JP Morgan Chase estimates the impact on GDP is between 1% and 1.5%. Following a 6.5% decline in 2009, the Mexican economy grew 5.4% in 2010 and Bank of Mexico predicts it will expand 4.8% this year. Mexican economists predict growth will be a more modest 4.31%. Consumer prices have reached a five-year low though, due mainly to easing consumer pressures and weakening domestic demand, with the general inflation rate expected to end the year at 3.6%-3.7%. Market players still hope Carstens and the government’s economic team will take a more proactive approach to inject dynamism into an economy that is otherwise coasting on automatic pilot.
United States
Ben Bernanke
Grade: C
Ben Bernanke deserves credit for conducting the first formal press conference by a Federal Reserve chairman. He proved himself to be a great communicator. There is little else in his conduct of monetary policy that is commendable, however. The central bank’s controversial policies have left the economy sputtering and the Fed’s balance sheet bloated. “The combination of high unemployment, high gas prices and high foreclosure rates is a terrible combination,” Bernanke said in his first press conference. “A lot of people are having a very tough time. So I can certainly understand why people are impatient.”

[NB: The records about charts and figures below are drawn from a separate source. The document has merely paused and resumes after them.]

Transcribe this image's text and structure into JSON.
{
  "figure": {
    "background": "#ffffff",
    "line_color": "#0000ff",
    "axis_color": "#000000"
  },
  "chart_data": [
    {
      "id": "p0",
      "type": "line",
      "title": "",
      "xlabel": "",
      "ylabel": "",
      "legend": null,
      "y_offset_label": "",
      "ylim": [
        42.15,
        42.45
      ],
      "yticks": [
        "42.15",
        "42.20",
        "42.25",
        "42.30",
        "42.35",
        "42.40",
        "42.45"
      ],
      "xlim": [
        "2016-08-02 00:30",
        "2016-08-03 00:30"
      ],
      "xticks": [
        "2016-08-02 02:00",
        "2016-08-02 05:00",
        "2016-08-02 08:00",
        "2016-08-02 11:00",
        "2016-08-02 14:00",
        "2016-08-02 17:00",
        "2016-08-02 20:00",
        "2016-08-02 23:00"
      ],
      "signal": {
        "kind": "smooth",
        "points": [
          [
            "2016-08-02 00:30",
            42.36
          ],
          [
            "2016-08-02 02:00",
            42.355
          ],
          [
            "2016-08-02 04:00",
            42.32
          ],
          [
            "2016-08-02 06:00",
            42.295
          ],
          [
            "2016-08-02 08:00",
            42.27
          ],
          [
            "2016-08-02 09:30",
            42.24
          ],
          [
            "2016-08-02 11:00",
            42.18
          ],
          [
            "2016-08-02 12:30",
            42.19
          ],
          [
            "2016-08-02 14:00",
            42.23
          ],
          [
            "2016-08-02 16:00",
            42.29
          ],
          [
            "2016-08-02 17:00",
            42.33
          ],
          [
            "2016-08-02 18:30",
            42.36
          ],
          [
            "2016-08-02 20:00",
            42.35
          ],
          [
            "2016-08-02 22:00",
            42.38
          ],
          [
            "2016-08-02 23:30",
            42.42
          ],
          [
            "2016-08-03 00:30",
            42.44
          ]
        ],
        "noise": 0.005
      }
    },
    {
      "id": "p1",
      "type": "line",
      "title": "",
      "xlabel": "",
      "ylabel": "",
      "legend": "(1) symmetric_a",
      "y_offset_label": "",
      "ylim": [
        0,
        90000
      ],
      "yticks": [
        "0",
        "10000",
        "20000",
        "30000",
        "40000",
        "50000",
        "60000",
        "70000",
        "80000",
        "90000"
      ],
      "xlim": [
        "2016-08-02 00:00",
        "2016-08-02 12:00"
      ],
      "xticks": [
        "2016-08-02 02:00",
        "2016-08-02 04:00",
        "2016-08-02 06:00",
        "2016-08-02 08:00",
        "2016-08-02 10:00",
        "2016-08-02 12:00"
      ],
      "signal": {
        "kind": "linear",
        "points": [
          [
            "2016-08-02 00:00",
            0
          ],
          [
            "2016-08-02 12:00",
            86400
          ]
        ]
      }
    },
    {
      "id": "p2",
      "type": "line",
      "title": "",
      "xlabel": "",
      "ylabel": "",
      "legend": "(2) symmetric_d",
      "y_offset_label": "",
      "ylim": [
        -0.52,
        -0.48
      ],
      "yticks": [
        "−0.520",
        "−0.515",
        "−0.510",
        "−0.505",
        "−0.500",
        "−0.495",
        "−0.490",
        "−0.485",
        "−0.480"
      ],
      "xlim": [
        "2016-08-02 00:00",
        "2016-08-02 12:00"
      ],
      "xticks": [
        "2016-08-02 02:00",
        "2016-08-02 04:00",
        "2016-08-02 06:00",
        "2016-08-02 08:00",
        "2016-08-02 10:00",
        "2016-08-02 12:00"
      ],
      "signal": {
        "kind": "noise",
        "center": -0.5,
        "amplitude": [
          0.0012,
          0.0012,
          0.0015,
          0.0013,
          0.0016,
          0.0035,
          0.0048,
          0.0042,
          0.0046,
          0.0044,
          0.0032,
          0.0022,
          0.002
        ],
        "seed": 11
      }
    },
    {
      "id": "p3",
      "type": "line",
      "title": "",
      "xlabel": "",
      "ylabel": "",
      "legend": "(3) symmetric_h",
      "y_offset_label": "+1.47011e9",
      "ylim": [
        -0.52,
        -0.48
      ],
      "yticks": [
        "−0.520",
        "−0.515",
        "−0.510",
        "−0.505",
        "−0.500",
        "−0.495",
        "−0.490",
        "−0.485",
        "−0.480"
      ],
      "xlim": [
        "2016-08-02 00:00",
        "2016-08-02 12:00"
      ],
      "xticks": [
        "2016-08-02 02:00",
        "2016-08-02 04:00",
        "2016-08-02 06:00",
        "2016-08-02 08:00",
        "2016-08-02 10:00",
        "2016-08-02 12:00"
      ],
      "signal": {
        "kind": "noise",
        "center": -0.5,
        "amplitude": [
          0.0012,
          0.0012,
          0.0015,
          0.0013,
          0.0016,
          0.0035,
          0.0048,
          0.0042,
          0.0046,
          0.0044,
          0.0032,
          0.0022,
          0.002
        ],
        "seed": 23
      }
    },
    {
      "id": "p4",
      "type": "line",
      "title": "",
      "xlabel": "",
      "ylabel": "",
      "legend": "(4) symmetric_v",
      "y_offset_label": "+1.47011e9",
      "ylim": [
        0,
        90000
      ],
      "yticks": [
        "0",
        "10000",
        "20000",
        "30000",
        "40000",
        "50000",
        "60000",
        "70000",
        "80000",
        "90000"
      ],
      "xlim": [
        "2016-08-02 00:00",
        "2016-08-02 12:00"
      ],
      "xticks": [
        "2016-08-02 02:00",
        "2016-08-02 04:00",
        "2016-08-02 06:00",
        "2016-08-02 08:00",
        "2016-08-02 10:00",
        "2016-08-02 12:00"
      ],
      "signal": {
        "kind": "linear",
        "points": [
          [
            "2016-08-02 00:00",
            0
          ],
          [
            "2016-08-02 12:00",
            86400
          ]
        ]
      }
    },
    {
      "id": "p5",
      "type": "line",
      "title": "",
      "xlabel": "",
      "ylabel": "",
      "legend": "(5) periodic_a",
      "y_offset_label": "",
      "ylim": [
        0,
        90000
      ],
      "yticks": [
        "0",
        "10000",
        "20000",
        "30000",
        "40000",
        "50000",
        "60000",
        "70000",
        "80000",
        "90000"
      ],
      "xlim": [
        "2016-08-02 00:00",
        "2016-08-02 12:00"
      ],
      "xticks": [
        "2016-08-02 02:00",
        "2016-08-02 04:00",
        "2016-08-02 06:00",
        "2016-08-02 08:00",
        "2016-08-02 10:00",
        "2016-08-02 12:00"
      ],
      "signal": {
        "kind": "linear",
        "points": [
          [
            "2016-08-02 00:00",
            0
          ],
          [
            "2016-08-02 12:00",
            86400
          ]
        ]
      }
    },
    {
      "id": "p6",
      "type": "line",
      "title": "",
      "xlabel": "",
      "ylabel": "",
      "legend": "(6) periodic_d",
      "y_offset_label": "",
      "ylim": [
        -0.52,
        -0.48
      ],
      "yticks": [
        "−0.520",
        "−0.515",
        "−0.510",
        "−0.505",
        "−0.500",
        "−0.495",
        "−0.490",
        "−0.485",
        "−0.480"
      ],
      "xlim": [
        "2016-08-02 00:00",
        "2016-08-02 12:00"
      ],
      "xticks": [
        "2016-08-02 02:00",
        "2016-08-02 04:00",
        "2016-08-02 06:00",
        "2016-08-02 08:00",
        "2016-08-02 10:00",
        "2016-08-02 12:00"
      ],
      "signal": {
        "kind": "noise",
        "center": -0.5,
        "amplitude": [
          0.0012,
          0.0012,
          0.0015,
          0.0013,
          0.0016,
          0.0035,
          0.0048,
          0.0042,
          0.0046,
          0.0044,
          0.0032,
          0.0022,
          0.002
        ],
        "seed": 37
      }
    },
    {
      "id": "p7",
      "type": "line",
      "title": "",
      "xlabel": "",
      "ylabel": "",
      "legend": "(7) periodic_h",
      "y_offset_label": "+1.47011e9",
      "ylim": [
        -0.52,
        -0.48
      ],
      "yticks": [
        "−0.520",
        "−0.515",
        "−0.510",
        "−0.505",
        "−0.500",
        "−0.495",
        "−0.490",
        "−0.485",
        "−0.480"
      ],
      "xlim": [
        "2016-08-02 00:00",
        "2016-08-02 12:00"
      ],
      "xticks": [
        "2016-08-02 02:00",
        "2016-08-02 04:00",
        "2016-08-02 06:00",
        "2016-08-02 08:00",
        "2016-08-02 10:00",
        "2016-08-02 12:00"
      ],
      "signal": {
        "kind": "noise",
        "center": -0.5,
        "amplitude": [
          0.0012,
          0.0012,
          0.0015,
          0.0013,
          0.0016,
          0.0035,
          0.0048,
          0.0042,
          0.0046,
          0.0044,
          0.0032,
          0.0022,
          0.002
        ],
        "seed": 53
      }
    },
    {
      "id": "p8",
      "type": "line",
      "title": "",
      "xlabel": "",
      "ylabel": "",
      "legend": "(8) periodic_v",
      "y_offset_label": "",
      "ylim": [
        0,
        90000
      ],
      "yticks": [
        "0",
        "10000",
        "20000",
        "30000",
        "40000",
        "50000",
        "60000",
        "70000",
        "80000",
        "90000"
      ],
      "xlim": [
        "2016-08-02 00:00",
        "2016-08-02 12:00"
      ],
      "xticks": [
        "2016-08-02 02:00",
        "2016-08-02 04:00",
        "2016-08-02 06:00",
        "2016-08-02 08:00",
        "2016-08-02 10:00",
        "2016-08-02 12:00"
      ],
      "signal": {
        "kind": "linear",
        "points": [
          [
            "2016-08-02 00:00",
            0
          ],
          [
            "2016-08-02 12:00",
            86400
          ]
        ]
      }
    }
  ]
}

The Fed completed its $600 billion in treasury bond purchases on June 30, just as the economy’s soft patch was beginning to become a real worry. Meanwhile, the Fed’s easy-money policies were criticized around the world for contributing to rising commodity prices that threatened to result in broader inflation. Quantitative easing did drive the dollar down, but it also contributed to high oil prices and a rising US import bill. Meanwhile, banks can borrow at 0.25% and buy treasury bonds that yield 2.5%, pocketing the difference. This subsidy helps them to generate earnings and restore capital, but it doesn’t help small businesses that cannot get a loan.